Lb_policy cookie issues with confluence

Hi,

1. The problem I’m having:

Hi, we using Confluence Datacenter and caddy as Loadbalancer
Who does not know what is confluence - its a application where you can create pages and documentation and you can use collaborative editing like in google docs for example.

Example Config:

                reverse_proxy /synchrony/* {
                        to con01:8091 con02:8091
                        lb_policy cookie
                }

                reverse_proxy * {
                        to con01:8090 con02:8090
                        lb_policy cookie
                }

Confluence using a service called synchrony to manage the collaborative editing.

The problem is now:
If we log in to Confluence, we might land on node 1 and get a cookie set, but if we then edit a page, Confluence calls the block under /synchrony/* and there the lb_policie cookie also takes effect and sets a new cookie for e.g. node 2 and overwriting the first cookie. My expectation would have been, caddy sees there is already a cookie in the browser session and doesn’t set the set-cookie header again. But caddy does and I have to log in again and again.
Is there anything I can do about this? Can i connect somehow the block for * and /synchrony/* for using the same cookie (policie)?

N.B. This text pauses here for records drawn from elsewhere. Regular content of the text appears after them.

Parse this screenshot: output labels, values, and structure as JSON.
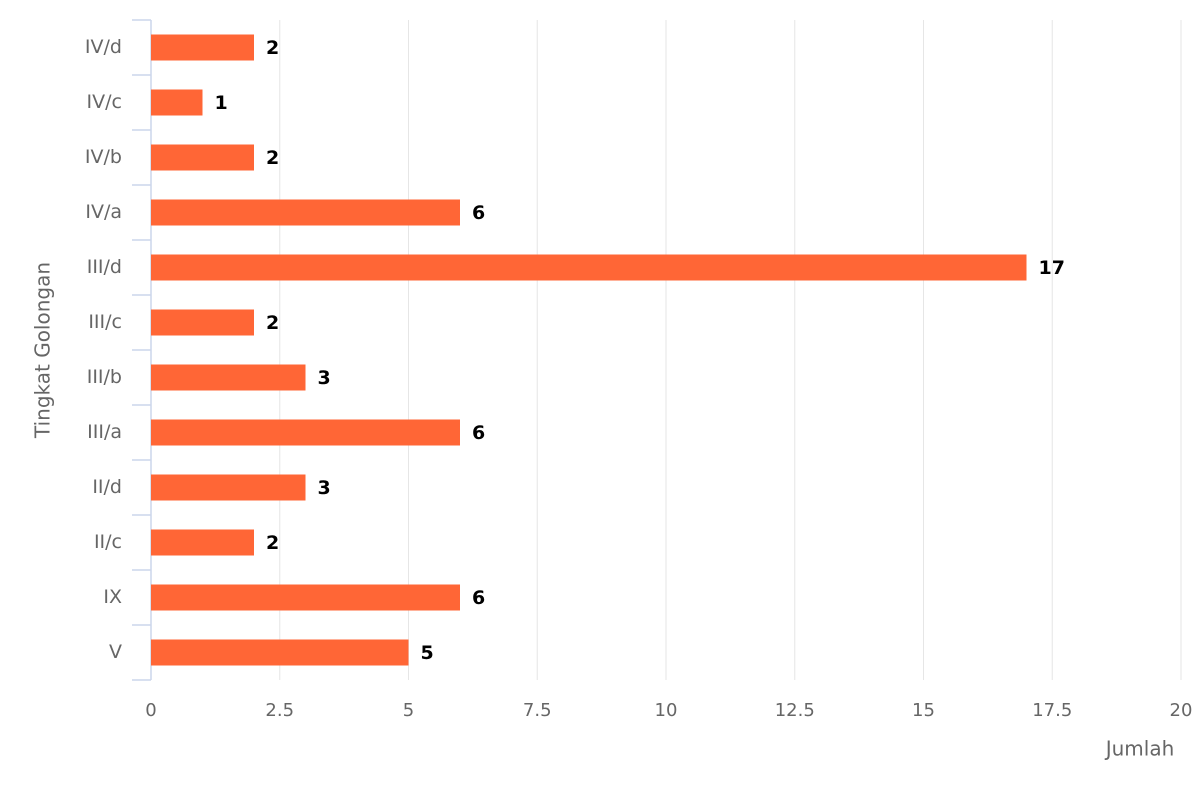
{
  "chart_data": {
    "type": "bar",
    "orientation": "horizontal",
    "categories": [
      "IV/d",
      "IV/c",
      "IV/b",
      "IV/a",
      "III/d",
      "III/c",
      "III/b",
      "III/a",
      "II/d",
      "II/c",
      "IX",
      "V"
    ],
    "values": [
      2,
      1,
      2,
      6,
      17,
      2,
      3,
      6,
      3,
      2,
      6,
      5
    ],
    "color": "#ff6636",
    "xlim": [
      0,
      20
    ],
    "xticks": [
      0,
      2.5,
      5,
      7.5,
      10,
      12.5,
      15,
      17.5,
      20
    ],
    "grid": true,
    "x_label": "Jumlah",
    "y_label": "Tingkat Golongan"
  }
}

2. Error messages and/or full log output:

I have no error messages

3. Caddy version:

v2.6.4 h1:2hwYqiRwk1tf3VruhMpLcYTg+11fCdr8S3jhNAdnPy8=

4. How I installed and ran Caddy:

apt install caddy

a. System environment:

Distributor ID: Ubuntu
Description: Ubuntu 22.04.2 LTS
Release: 22.04
Codename: jammy

The cookie value stores the actual upstream address used. If the available upstream addresses in one reverse_proxy is different than the other, then it’s impossible to synchronize them.

One way you could hack it is by making a second proxy layer in Caddy itself (i.e. have Caddy proxy to itself) then to the correct upstream.

example.com {
	reverse_proxy {
		to :8001 :8002
		lb_policy cookie
	}
}

:8001 {
	reverse_proxy /synchrony/* con01:8091
	reverse_proxy con01:8090
}

:8002 {
	reverse_proxy /synchrony/* con02:8091
	reverse_proxy con02:8090
}

This way the routing decision is made by a virtual site, but the connection selection is done by a single proxy.